US Should Ramp up West Pacific Ties to Fend Off Beijing’s Expansionism, Report Says

Daniel Y. Teng
By Daniel Y. Teng
September 26USshare
US Should Ramp up West Pacific Ties to Fend Off Beijing’s Expansionism, Report Says
The U.S. Navy aircraft carrier USS Theodore Roosevelt departs from Apra Harbor, Guam, on May 21, 2020. (U.S. Navy/Mass Communication Specialist Seaman Kaylianna Genier/Handout via Reuters)

The United States needs to ramp up diplomatic ties with Freely Associated States (FAS)—Palau, the Marshall Islands, and Micronesia—to restrict Beijing’s expansionism in the Pacific region, according to a new report.

The United States Institute for Peace said Beijing saw Pacific nations as a “low-investment, high-reward” opportunity.

“China has not focused on the FAS in its influence-building efforts in the Pacific to the degree it has focused on South Pacific nations, but nonetheless is positioning itself to take advantage of any deterioration in U.S.-FAS relations,” the report said.

The Institute also said Beijing was looking to project force beyond the “first island chain” a line of major islands including Japan, Taiwan, and the Philippines.

“As Beijing seeks to develop a true blue water navy (one capable of operating globally), the U.S. right of strategic denial in FAS territorial seas and the forward presence enabled by U.S. defense facilities in and adjacent to FAS territories will grow more important in constraining China’s force projection and maintaining free and open maritime corridors in the Indo-Pacific,” the Institute said.

The report also noted that the FAS, on the whole, was keen to avoid “excessive Chinese influence” in the region that supplants the traditional international partners.

In contrast, the governments of the Solomon Islands, Vanuatu, and Kiribati have ramped up ties with Beijing in recent months, most notably a security pact signed in April between the Solomons Prime Minister Manasseh Sogavare and the Chinese Communist Party.

The pact would allow Chinese naval ships, weapons, and troops to be stationed in the region, ushering in potential militarisation akin to the South China Sea.
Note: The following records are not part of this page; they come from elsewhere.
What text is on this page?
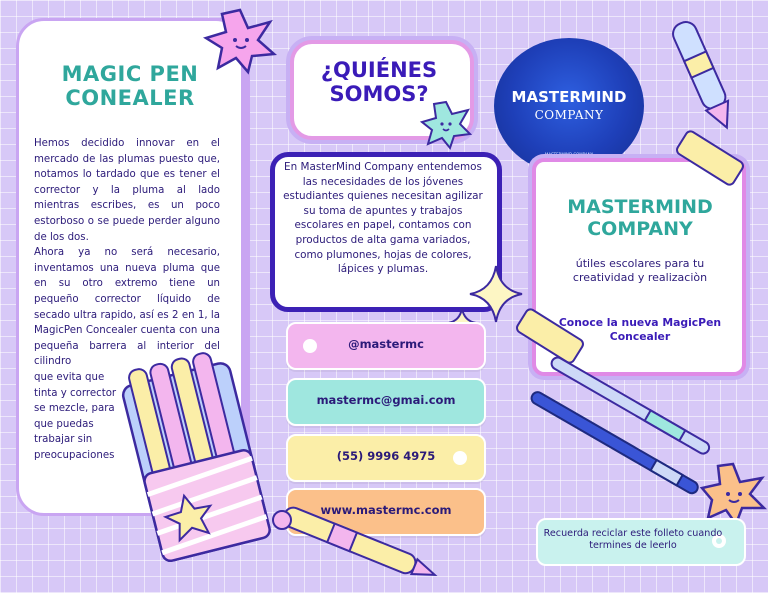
MAGIC PEN CONEALER
Hemos decidido innovar en el mercado de las plumas puesto que, notamos lo tardado que es tener el corrector y la pluma al lado mientras escribes, es un poco estorboso o se puede perder alguno de los dos.
Ahora ya no será necesario, inventamos una nueva pluma que en su otro extremo tiene un pequeño corrector líquido de secado ultra rapido, así es 2 en 1, la MagicPen Concealer cuenta con una pequeña barrera al interior del cilindro
que evita que
tinta y corrector
se mezcle, para
que puedas
trabajar sin
preocupaciones
¿QUIÉNES SOMOS?
En MasterMind Company entendemos las necesidades de los jóvenes estudiantes quienes necesitan agilizar su toma de apuntes y trabajos escolares en papel, contamos con productos de alta gama variados, como plumones, hojas de colores, lápices y plumas.
@mastermc
mastermc@gmai.com
(55) 9996 4975
www.mastermc.com
MASTERMIND
COMPANY
MASTERMIND COMPANY
MASTERMIND COMPANY
útiles escolares para tu creatividad y realizaciòn
Conoce la nueva MagicPen Concealer
Recuerda reciclar este folleto cuando termines de leerlo
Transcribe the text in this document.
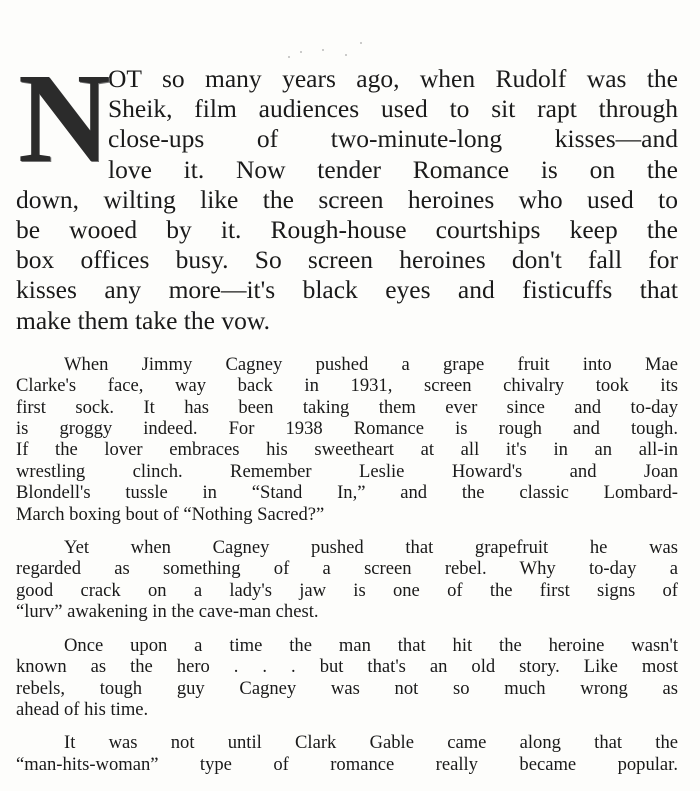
N OT so many years ago, when Rudolf was the
Sheik, film audiences used to sit rapt through
close-ups of two-minute-long kisses—and
love it. Now tender Romance is on the
down, wilting like the screen heroines who used to
be wooed by it. Rough-house courtships keep the
box offices busy. So screen heroines don't fall for
kisses any more—it's black eyes and fisticuffs that
make them take the vow.
When Jimmy Cagney pushed a grape fruit into Mae
Clarke's face, way back in 1931, screen chivalry took its
first sock. It has been taking them ever since and to-day
is groggy indeed. For 1938 Romance is rough and tough.
If the lover embraces his sweetheart at all it's in an all-in
wrestling clinch. Remember Leslie Howard's and Joan
Blondell's tussle in “Stand In,” and the classic Lombard-
March boxing bout of “Nothing Sacred?”
Yet when Cagney pushed that grapefruit he was
regarded as something of a screen rebel. Why to-day a
good crack on a lady's jaw is one of the first signs of
“lurv” awakening in the cave-man chest.
Once upon a time the man that hit the heroine wasn't
known as the hero . . . but that's an old story. Like most
rebels, tough guy Cagney was not so much wrong as
ahead of his time.
It was not until Clark Gable came along that the
“man-hits-woman” type of romance really became popular.
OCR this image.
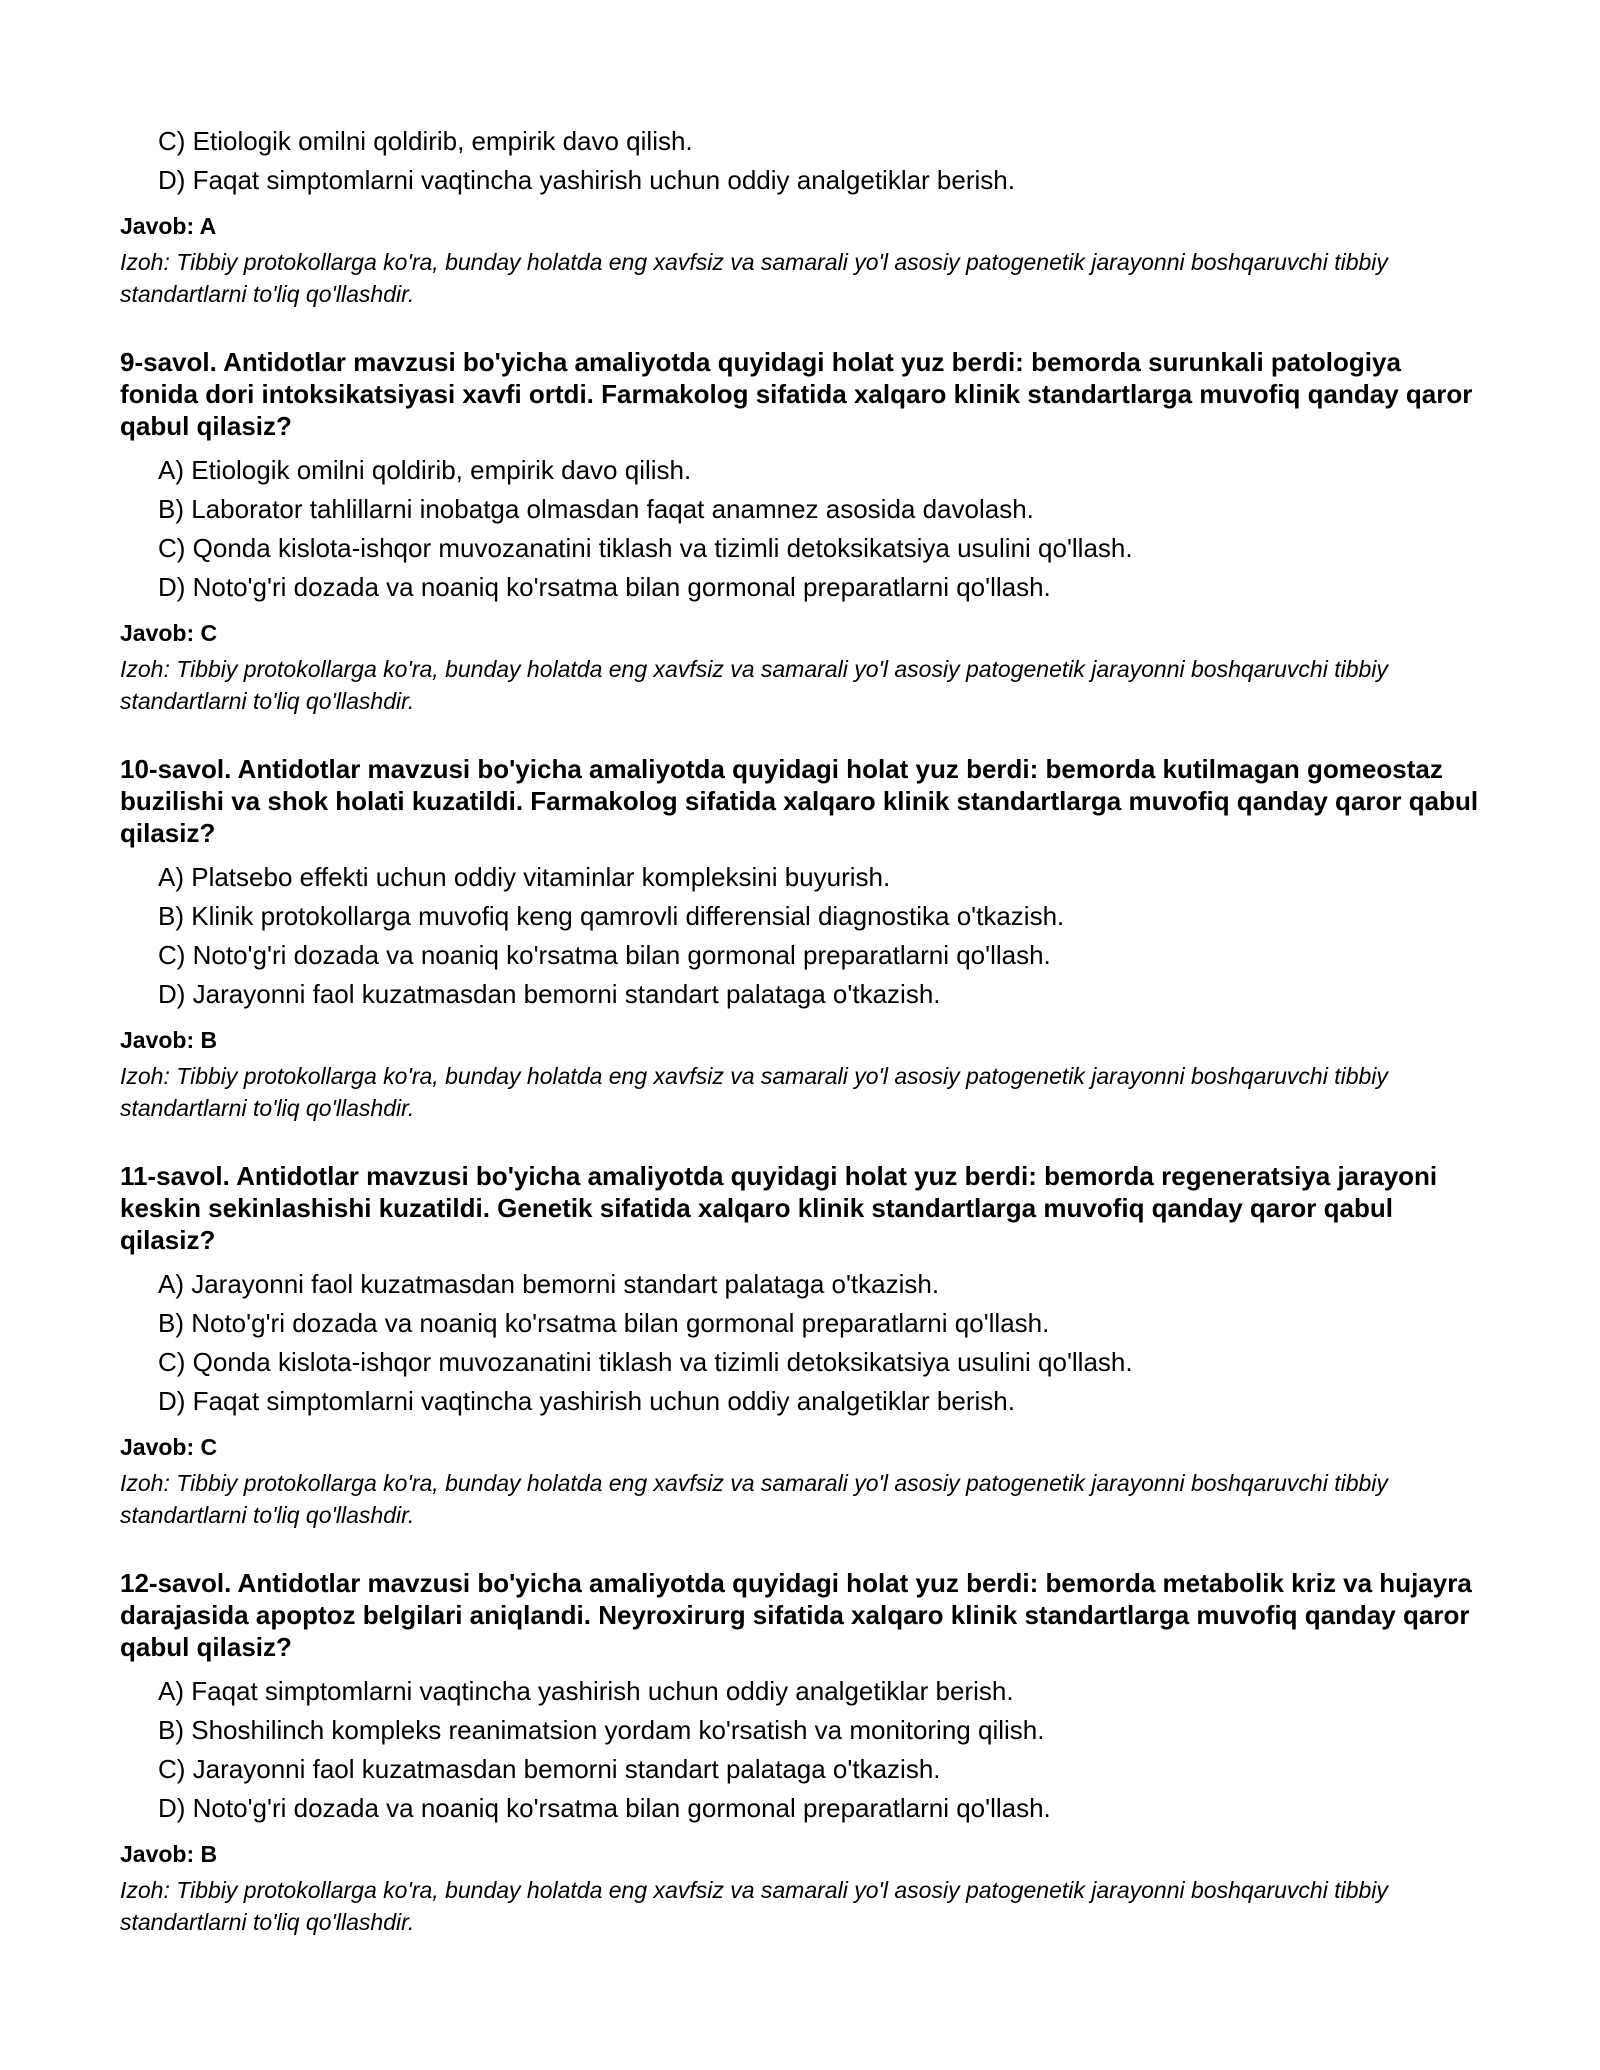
C) Etiologik omilni qoldirib, empirik davo qilish.
D) Faqat simptomlarni vaqtincha yashirish uchun oddiy analgetiklar berish.
Javob: A
Izoh: Tibbiy protokollarga ko'ra, bunday holatda eng xavfsiz va samarali yo'l asosiy patogenetik jarayonni boshqaruvchi tibbiy standartlarni to'liq qo'llashdir.
9-savol. Antidotlar mavzusi bo'yicha amaliyotda quyidagi holat yuz berdi: bemorda surunkali patologiya fonida dori intoksikatsiyasi xavfi ortdi. Farmakolog sifatida xalqaro klinik standartlarga muvofiq qanday qaror qabul qilasiz?
A) Etiologik omilni qoldirib, empirik davo qilish.
B) Laborator tahlillarni inobatga olmasdan faqat anamnez asosida davolash.
C) Qonda kislota-ishqor muvozanatini tiklash va tizimli detoksikatsiya usulini qo'llash.
D) Noto'g'ri dozada va noaniq ko'rsatma bilan gormonal preparatlarni qo'llash.
Javob: C
Izoh: Tibbiy protokollarga ko'ra, bunday holatda eng xavfsiz va samarali yo'l asosiy patogenetik jarayonni boshqaruvchi tibbiy standartlarni to'liq qo'llashdir.
10-savol. Antidotlar mavzusi bo'yicha amaliyotda quyidagi holat yuz berdi: bemorda kutilmagan gomeostaz buzilishi va shok holati kuzatildi. Farmakolog sifatida xalqaro klinik standartlarga muvofiq qanday qaror qabul qilasiz?
A) Platsebo effekti uchun oddiy vitaminlar kompleksini buyurish.
B) Klinik protokollarga muvofiq keng qamrovli differensial diagnostika o'tkazish.
C) Noto'g'ri dozada va noaniq ko'rsatma bilan gormonal preparatlarni qo'llash.
D) Jarayonni faol kuzatmasdan bemorni standart palataga o'tkazish.
Javob: B
Izoh: Tibbiy protokollarga ko'ra, bunday holatda eng xavfsiz va samarali yo'l asosiy patogenetik jarayonni boshqaruvchi tibbiy standartlarni to'liq qo'llashdir.
11-savol. Antidotlar mavzusi bo'yicha amaliyotda quyidagi holat yuz berdi: bemorda regeneratsiya jarayoni keskin sekinlashishi kuzatildi. Genetik sifatida xalqaro klinik standartlarga muvofiq qanday qaror qabul qilasiz?
A) Jarayonni faol kuzatmasdan bemorni standart palataga o'tkazish.
B) Noto'g'ri dozada va noaniq ko'rsatma bilan gormonal preparatlarni qo'llash.
C) Qonda kislota-ishqor muvozanatini tiklash va tizimli detoksikatsiya usulini qo'llash.
D) Faqat simptomlarni vaqtincha yashirish uchun oddiy analgetiklar berish.
Javob: C
Izoh: Tibbiy protokollarga ko'ra, bunday holatda eng xavfsiz va samarali yo'l asosiy patogenetik jarayonni boshqaruvchi tibbiy standartlarni to'liq qo'llashdir.
12-savol. Antidotlar mavzusi bo'yicha amaliyotda quyidagi holat yuz berdi: bemorda metabolik kriz va hujayra darajasida apoptoz belgilari aniqlandi. Neyroxirurg sifatida xalqaro klinik standartlarga muvofiq qanday qaror qabul qilasiz?
A) Faqat simptomlarni vaqtincha yashirish uchun oddiy analgetiklar berish.
B) Shoshilinch kompleks reanimatsion yordam ko'rsatish va monitoring qilish.
C) Jarayonni faol kuzatmasdan bemorni standart palataga o'tkazish.
D) Noto'g'ri dozada va noaniq ko'rsatma bilan gormonal preparatlarni qo'llash.
Javob: B
Izoh: Tibbiy protokollarga ko'ra, bunday holatda eng xavfsiz va samarali yo'l asosiy patogenetik jarayonni boshqaruvchi tibbiy standartlarni to'liq qo'llashdir.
Yet governments in the FAS have had to deal with overt incidents of Beijing-linked foreign interference.

In early September, the U.S. Justice Department indicted two naturalised citizens of the Marshall Islands for running a multi-year money laundering and bribery scheme—via a U.N.-linked non-profit organisation—to support the creation of a mini-state within the Pacific country.

Beginning in 2016, Cary Yan and Gina Zhou allegedly paid tens of thousands of dollars in bribes to Marshall Islands officials, including members of the Pacific country’s legislature, in return for supporting a proposed law to create a semi-autonomous region within the Pacific nation called the Rongelap Atoll Special Administration Region.

The special administration region would significantly change the laws of the Rongelap Atoll—which is made up of 61 small islands—to supposedly attract investment and tourism through lower taxes and immigration regulations.

In late October 2018, Zhou is alleged to have provided a $22,000 (US$14,355) interest-free “loan” to one official, while in another instance, one official promised “revenge” against the then-president of the Marshall Islands, Hilda Heine, for opposing the law.